La séparation
Elsa Phoebe
Nous naissons du corps de notre mère. Ca vous semble évident ? Tentez de l'écrire, ça fait tout drôle. Visualisez cette phrase, ces mots, cette idée selon laquelle vous êtes le produit des battements du cœur de votre mère; de ses sécrétions, de son énergie, de sa capacité à rester en vie tout au long de votre gestation. Incroyable, n'est-ce pas ?
Je suis donc arrivée dans ce monde comme vous, par un enchainement d'accidents et de hasards. A la différence, peut-être, que c'est de la même façon que j'ai été conçue. Parfois, la vie ne tient qu'à un cycle mal calculé ou à une capote qui craque. La décision de me garder émana d'une éducation morale, sociale et religieuse. Cette ‘éthique', résultat de plusieurs millénaires d'Histoire humaine, était alors ancrée dans l'esprit de mes parents comme on graverai des initiales sur un tronc d'arbre : avec violence et grossièreté.
Je suis née en étouffant. J'avais le cordon ombilical si serré autour du cou que l'on a dû infliger une césarienne à ma mère afin de m'extirper de sa matrice. Oui, on a dû détruire mon cocon afin de m'en faire sortir. Dès que je vis la lame du scalpel pénétrer ma maison, je compris qu'on allait m'en déloger et qu'il n'y aurait plus aucun espoir pour moi d'y retourner. Forcée sous la contrainte, je n'ai pas eu d'autre choix que d'obtempérer.

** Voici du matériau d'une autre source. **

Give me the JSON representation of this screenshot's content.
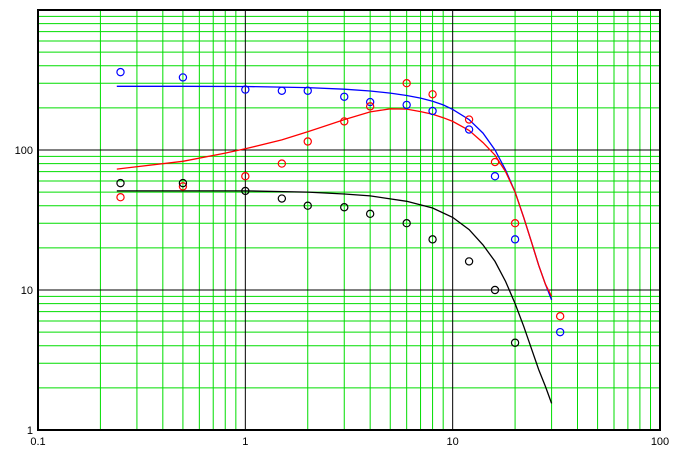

Le 2 décembre 1992 à 13h30 (heure du dessin animé sur Antenne 2 que mon frère et mes deux sœurs étaient en train de louper), je n'étais pas prête à prendre ma première respiration.
Un kilo huit cent grammes de cellules pour tenir mon âme au chaud, c'est tout ce que j'avais réussi à me mettre sur le dos en sept longs mois de gestation. La mort planait au-dessus de ma tête avant même que je ne puisse découvrir la vie séparée de ma créatrice.
Zéro heure et une minute, que se passe t'il ? Je quitte ma caverne chaude, adipeuse et confortable pour être éjectée dans un monde froid, sec et effrayant. Je passe du néant à l'enfer du réel en moins d'une minute. Bientôt, ma mère m'attrape et m'imbibe d'amour tandis que je la souille de liquide amniotique.
Pourquoi a t'on été séparé ? Toi, tu ne perds rien pour attendre. Oui, serre moi contre ton coeur. Je t'aime… Je t'aime… Laisse moi grandir et je vais te détester. Je vais te haïr de m'avoir infligé la punition divine, celle d'avoir été mis au monde. Tu m'entends, maman? Tu m'entends ? Voilà ce que veulent dire mes cris. Tu m'as donné la vie, dorénavant tu ne vivras qu'à travers moi. Je vais te rendre misérable.
Soudain, tout va très vite, je suis retirée des bras de ma mère pour être enroulée dans un drap qui gratte. C'est inconfortable et je voudrais protester mais je n'y parviens pas puisqu'une infirmière m'attrape et m'entube. Littéralement. Je suis trop maigre et j'étouffe, il faut me brancher à une demi-douzaine de machines pour que je reste en vie. Ca fait mal. Je veux ma maman. J'ai peur. Je suis enfermée dans une cage en plastique transparente où des ‘tic tic tic tic' à rythme réguliers m'assourdissent. Maman... Maman...Maman...
La couveuse, j'y reste soixante jours. C'est le délai qu'il aura fallut pour qu'on m'estime apte à la vie sans goutte-à-goutte. Au terme de cette attente faramineuse, je retrouve les bras frêles de ma mère. Elle a quarante et un ans, et son corps, meurtri par une quatrième grossesse, ne ressemble plus à rien. Il est difforme, tordu, on croirait que Nicky de Saint-Phalle a tout donné sous ecstasy. Cette triste œuvre d'art, c'est moi qui l'ai signé. Plus tard, j'apprendrai à la connaître et je m'en voudrais de lui avoir causé tant de peines. Mais là, tout ce qui m'importe c'est qu'elle réalise que ma chaussette est tombée et que mes petits doigts de pied sont glacés. Nous sommes au mois de Février 1993 et même l'hôpital américain de Neuilly-sur-Seine fait des économies sur le chauffage.